Replacing import quotas on rice with tariffs would stand as a significant counterweight to rising prices, a senior central bank official said, noting that its timely passage would temper overall inflation.
Bangko Sentral ng Pilipinas (BSP) Deputy Governor Diwa C. Guinigundo said introducing rice tariffs by the third quarter could pull inflation lower.
“If Congress and the Senate are able to pass the rice tariffication bill to be implemented in the third quarter of the year, we expect some reduction by at least 0.4 percentage points (ppt) for 2018 and next year around 0.6%,” Guinigundo told reporters last week.
The central bank expects inflation to average 4.6% for 2018. Changes in the rice imports regime are expected to mitigate price pressures, although its impact would not be enough to bring the full-year print back to the 2-4% target range.

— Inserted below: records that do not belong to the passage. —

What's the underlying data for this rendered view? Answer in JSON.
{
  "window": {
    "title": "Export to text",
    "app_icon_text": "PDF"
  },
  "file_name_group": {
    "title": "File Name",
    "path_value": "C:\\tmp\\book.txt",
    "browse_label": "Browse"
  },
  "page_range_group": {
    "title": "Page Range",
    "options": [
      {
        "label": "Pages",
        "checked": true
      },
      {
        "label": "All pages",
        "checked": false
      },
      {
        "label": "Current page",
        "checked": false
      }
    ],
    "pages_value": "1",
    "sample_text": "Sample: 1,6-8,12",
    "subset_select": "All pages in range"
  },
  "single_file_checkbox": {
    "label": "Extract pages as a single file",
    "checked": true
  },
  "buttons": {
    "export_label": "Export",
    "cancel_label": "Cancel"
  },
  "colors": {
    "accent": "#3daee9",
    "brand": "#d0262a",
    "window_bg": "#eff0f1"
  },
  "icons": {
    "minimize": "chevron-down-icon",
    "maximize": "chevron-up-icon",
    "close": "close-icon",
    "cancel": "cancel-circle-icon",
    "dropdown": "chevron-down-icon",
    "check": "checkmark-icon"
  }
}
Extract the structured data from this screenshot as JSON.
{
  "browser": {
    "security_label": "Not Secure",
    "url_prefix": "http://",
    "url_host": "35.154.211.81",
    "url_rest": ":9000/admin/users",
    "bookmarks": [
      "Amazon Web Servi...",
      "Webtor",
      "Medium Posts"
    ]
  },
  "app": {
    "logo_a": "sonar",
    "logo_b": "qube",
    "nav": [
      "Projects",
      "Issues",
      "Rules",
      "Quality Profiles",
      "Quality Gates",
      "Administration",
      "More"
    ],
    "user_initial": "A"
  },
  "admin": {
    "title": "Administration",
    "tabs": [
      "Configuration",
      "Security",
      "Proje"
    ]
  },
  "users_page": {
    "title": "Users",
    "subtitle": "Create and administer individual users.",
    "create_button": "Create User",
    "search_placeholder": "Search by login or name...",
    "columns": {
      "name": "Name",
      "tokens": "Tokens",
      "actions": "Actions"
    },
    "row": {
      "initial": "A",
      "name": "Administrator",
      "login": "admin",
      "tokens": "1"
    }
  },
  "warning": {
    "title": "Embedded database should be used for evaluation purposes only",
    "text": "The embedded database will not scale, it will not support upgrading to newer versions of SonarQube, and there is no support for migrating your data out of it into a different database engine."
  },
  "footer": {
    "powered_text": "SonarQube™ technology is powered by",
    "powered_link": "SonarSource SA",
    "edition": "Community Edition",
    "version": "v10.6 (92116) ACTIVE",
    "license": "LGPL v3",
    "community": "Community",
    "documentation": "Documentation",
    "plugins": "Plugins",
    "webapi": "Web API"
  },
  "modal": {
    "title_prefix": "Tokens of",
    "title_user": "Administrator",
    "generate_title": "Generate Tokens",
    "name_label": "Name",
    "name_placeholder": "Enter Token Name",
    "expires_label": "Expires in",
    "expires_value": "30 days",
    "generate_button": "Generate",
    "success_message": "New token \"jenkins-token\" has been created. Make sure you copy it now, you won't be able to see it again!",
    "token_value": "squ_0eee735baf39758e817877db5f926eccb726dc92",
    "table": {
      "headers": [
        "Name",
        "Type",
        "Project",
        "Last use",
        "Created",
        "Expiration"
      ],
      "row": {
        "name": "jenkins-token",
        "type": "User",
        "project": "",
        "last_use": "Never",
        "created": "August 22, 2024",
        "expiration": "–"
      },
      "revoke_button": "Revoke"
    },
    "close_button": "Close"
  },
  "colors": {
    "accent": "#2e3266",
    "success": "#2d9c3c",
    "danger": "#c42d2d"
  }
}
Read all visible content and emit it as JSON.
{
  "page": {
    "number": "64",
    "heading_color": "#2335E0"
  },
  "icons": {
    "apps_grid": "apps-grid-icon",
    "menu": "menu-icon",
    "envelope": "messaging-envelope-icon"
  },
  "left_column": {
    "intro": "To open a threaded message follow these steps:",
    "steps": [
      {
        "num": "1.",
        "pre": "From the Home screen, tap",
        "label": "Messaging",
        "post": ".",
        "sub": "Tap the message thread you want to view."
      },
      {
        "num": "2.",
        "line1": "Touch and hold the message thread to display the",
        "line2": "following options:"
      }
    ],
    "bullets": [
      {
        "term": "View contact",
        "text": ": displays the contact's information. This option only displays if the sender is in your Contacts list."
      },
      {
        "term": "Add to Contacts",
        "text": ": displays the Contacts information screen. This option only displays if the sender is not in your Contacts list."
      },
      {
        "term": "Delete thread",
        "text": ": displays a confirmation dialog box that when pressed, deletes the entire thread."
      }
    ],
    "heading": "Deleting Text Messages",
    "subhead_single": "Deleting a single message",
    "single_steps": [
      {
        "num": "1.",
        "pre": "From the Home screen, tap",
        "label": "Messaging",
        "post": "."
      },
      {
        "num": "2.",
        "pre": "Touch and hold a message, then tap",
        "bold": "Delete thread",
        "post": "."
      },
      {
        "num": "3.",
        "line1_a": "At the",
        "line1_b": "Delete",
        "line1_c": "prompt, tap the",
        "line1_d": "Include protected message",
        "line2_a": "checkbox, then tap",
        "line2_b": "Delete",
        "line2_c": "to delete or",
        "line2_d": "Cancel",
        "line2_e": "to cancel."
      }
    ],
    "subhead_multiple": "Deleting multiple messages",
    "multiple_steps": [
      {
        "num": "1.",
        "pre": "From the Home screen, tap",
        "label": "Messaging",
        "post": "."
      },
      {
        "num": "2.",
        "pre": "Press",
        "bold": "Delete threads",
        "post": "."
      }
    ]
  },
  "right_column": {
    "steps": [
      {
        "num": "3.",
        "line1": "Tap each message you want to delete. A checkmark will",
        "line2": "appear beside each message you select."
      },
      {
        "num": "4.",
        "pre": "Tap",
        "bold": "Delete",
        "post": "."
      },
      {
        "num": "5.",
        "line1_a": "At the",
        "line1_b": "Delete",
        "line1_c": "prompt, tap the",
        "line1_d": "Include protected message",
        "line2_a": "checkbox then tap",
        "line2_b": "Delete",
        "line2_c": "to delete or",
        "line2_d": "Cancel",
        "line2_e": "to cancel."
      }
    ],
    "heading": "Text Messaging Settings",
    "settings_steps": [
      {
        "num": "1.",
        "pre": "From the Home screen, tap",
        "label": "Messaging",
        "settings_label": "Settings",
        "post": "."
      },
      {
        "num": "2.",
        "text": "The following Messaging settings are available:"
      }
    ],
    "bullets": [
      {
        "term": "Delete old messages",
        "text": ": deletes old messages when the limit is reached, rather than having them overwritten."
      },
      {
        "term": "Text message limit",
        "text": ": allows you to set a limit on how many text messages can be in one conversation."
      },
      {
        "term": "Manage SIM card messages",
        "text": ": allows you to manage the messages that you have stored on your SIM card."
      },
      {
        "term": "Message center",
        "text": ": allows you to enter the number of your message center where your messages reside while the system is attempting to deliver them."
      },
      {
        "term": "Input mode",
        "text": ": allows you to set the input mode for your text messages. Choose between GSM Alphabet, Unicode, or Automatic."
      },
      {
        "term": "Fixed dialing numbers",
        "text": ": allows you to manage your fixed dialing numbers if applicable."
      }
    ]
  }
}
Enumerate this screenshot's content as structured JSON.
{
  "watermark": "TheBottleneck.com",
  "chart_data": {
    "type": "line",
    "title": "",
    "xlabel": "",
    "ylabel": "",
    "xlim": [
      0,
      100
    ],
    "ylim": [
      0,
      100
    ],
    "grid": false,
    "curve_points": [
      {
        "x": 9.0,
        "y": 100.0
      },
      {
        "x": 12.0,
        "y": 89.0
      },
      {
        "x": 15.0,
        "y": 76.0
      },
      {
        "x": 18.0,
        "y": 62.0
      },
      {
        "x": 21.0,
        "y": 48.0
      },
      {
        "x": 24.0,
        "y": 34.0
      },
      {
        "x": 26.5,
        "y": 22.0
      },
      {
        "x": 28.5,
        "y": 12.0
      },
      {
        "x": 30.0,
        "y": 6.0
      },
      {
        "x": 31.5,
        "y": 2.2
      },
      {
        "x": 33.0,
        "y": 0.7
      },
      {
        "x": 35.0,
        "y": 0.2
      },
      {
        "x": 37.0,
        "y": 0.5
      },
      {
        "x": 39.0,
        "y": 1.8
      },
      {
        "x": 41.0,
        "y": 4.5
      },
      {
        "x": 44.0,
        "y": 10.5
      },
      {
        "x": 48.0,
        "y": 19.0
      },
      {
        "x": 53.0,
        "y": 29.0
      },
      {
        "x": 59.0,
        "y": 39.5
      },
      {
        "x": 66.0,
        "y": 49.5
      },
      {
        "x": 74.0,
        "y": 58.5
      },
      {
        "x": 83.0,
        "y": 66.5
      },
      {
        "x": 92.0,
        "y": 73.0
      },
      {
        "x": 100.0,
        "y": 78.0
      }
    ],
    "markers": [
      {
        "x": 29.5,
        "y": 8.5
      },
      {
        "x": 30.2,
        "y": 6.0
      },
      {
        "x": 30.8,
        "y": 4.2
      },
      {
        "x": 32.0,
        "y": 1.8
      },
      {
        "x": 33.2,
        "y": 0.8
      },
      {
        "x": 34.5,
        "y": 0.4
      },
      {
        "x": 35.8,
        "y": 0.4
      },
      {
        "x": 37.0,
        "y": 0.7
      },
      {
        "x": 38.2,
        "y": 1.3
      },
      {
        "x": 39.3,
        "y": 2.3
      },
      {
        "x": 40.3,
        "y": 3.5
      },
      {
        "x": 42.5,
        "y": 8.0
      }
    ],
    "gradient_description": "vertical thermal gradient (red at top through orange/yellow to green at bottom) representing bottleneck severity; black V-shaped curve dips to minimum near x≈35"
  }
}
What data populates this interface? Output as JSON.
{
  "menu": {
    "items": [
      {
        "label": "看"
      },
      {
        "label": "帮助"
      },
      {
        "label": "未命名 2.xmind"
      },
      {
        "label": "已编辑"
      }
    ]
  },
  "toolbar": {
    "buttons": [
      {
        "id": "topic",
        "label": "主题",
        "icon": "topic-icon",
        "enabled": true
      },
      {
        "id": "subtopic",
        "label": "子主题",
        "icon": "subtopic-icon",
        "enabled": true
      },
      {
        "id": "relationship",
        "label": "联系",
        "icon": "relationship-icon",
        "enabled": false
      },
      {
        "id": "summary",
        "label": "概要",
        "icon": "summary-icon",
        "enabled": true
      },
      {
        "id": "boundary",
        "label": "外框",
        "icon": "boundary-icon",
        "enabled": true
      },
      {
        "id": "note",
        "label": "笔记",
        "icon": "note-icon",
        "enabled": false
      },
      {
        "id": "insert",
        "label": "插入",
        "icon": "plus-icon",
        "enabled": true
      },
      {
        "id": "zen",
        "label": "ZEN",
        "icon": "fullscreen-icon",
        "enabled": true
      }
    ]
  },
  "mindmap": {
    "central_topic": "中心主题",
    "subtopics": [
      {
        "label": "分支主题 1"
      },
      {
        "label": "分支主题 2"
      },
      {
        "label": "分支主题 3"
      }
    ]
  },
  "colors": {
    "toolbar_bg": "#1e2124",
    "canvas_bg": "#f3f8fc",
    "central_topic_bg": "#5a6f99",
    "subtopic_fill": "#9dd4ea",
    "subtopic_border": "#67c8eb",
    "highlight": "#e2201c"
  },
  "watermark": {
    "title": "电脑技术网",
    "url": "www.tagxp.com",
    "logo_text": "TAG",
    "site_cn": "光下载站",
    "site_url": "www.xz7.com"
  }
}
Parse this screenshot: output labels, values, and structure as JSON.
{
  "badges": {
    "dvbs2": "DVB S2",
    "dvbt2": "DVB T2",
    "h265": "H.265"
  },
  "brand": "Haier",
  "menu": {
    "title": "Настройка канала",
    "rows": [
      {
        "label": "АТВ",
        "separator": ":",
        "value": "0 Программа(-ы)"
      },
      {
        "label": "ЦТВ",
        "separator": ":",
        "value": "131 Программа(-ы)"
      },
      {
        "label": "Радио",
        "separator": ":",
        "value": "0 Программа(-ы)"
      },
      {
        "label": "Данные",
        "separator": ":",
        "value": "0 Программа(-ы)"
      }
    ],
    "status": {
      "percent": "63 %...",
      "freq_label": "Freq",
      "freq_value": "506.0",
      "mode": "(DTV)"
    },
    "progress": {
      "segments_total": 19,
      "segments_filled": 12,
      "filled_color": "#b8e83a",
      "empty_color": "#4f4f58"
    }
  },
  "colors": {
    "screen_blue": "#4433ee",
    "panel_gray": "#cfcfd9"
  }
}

Prices of widely used goods hit a fresh peak in April as headline inflation came in at 4.5%, accelerating from March’s 4.3% and 3.2% a year ago. This pushed the year-to-date average to 4.1%, above the government’s 2-4% target range for 2018.
Delays in the passage of the law would mean a softer impact on inflation, with Guinigundo saying that rice tariffs would ease the overall pace by 0.2% if implemented by the fourth quarter. Philippine authorities can limit the volume of rice imports every year via the quantitative restrictions (QR), which is a preferential trade deal secured by the Philippines since 1995.
This cap is in place to prevent the influx of cheap rice from abroad to protect local farmers. Once lifted, individuals and businesses can import additional volumes of the crop but will have to pay a 35% tariff.